The slump in listenership at the BBC Today programme, and its sister news and current affairs show on BBC Five Life fronted by Nicky Campbell, is becoming the media watchers’ favourite soap opera.
So, should we worry? The simple answer is yes, of course, because these programmes are run on public money and the Today programme prides itself on ‘setting the nation’s political agenda each day’ – a symptom of the general BBC smugness, which pervades Radio 4 in particular.
In one year, according to RAJAR, which measures such things, the Today programme has lost 839,000 audience, a slide from a high of about 7,820,000 to now around 6,981,000. Five Live Breakfast has dropped about 337,000.
The first official explanation from the BBC was that there had been ‘a quiet news agenda’ in the second quarter of this year compared with last, a time of a general election and the Brexit row. This explanation borders on the daft. This spring we had the Skripal affair, and the controversy over the chemical attack in Douma and Goutha, after which the UK joined the US and France in air strikes against the Assad regime in Syria.
Sarah Sands, the Today programme editor, gave her explanation in the Telegraph today. She writes that Brexit has changed everything, bringing a new toxicity, which makes it hard to give an adequate hearing to both sides of the argument, and leads to relentless accusations of bias against her presenters.
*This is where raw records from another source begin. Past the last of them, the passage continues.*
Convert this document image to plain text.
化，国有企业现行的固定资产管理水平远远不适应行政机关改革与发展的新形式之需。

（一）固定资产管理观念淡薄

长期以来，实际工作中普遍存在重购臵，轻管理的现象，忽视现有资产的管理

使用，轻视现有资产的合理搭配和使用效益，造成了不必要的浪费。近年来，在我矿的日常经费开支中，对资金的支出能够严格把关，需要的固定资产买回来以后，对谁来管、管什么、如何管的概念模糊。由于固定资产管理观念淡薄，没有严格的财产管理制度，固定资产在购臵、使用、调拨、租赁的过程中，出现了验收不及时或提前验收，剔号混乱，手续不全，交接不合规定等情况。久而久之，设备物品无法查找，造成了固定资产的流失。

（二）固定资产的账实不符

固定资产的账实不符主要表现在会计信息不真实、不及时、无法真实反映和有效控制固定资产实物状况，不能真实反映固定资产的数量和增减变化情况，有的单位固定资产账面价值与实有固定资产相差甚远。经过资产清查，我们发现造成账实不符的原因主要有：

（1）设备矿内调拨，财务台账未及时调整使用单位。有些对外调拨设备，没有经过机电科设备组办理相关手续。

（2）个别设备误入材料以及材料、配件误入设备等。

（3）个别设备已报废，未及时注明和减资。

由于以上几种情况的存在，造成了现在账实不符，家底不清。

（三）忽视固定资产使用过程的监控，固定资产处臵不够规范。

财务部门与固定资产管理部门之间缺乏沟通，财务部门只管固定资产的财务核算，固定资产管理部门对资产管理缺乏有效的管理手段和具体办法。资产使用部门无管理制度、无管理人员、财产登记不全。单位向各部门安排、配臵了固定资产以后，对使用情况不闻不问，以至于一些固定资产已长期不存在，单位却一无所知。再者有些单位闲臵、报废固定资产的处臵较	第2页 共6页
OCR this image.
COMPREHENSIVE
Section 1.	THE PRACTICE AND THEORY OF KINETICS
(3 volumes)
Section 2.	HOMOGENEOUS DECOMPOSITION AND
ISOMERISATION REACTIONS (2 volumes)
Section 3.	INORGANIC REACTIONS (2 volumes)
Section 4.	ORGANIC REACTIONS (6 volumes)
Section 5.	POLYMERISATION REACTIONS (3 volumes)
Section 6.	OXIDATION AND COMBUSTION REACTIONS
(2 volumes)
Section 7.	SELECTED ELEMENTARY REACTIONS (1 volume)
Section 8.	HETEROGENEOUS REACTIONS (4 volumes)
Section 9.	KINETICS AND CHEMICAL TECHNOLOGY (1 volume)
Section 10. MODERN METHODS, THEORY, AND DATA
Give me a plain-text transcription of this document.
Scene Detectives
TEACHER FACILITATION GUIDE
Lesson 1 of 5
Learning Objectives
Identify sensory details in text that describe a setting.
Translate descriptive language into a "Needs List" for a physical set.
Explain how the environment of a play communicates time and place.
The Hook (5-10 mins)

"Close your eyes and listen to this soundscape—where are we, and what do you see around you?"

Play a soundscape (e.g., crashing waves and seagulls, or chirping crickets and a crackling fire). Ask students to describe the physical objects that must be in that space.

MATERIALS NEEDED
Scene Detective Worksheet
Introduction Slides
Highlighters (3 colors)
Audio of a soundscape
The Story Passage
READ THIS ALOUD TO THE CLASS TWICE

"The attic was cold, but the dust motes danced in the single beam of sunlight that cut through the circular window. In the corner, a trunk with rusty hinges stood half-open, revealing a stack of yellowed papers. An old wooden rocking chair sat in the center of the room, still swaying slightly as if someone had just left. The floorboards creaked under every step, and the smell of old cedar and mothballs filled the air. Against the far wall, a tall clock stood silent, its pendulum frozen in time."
For Remainers and Brexiteers alike, the whole notion of basing coverage on balance rather than empirically derived truth seems to border on the plain barmy. Balance in the BBC’s rubric doesn’t mean objectivity and the debate has been dominated by the ranting of extremists, a dialogue of the deaf. Too often this leads to the endless round of parliamentary ping-pong from the likes of Ken Clarke, Heseltine, Adonis, Duncan Smith, Rees-Mogg, Frank Field, and Farage.
The malaise at the Today programme is one symptom of the problem – but an important one at that. I have known the programme from its early days with Jack Di Manio, through to Brian Redhead, John Timpson and beyond. I even presented it once for a month, not with conspicuous success. Best of all the presenters I knew was Robert Robinson, the brightest by far, and perhaps the funniest. He never pretended to be an expert in the subjects under scrutiny but always managed to ask the killer common sense question.
How different things are now. It has become the victim of the style of its presenters: knowing; a little smug; and addicted to editorializing in leading questions. Less and less is there the forensic investigation of news. Some interviewees just give up in despair – since unpacking the editorial misassumptions in many of the questions would take twice the time allotted to the interview itself.
Last month the former Danish prime minister Helle Henning-Schmidt felt forced to correct Justin Webb in a live interview about the humanitarian disaster in Yemen. She had just returned from the country on a mission with Save the Children. Webb insisted that most of the harm to the 22 million now needing aid was inflicted by the forces of the UAE and Saudi Arabia, but Ms Henning-Schmidt had to stop him to insist that all sides have been committing atrocities, including the Houthi insurgents and their levies.
BBC journalism and values have been hit by a series of accidents and mishaps, some not entirely of the Corporation’s making. Take the disaster of the Savile affair, for example.
The poor treatment of the news on the BBC is certainly not symptomatic of a general rejection of news journalism. Sure, the newspapers are having a difficult time with a huge slide in advertising revenue, but news journalism can survive and thrive in the present climate – look at the resurgence of the New York Times, the Washington Post and the New Yorker.
The BBC is still the dominant player in British journalism, and most of it is good. Its website is one of the most powerful in world journalism. We get it free on delivery, but, of course yes, we the licence fee payers underwrite it – which gives a huge advantage over the newspaper websites.
And when it has this major competitive advantage, it should be better.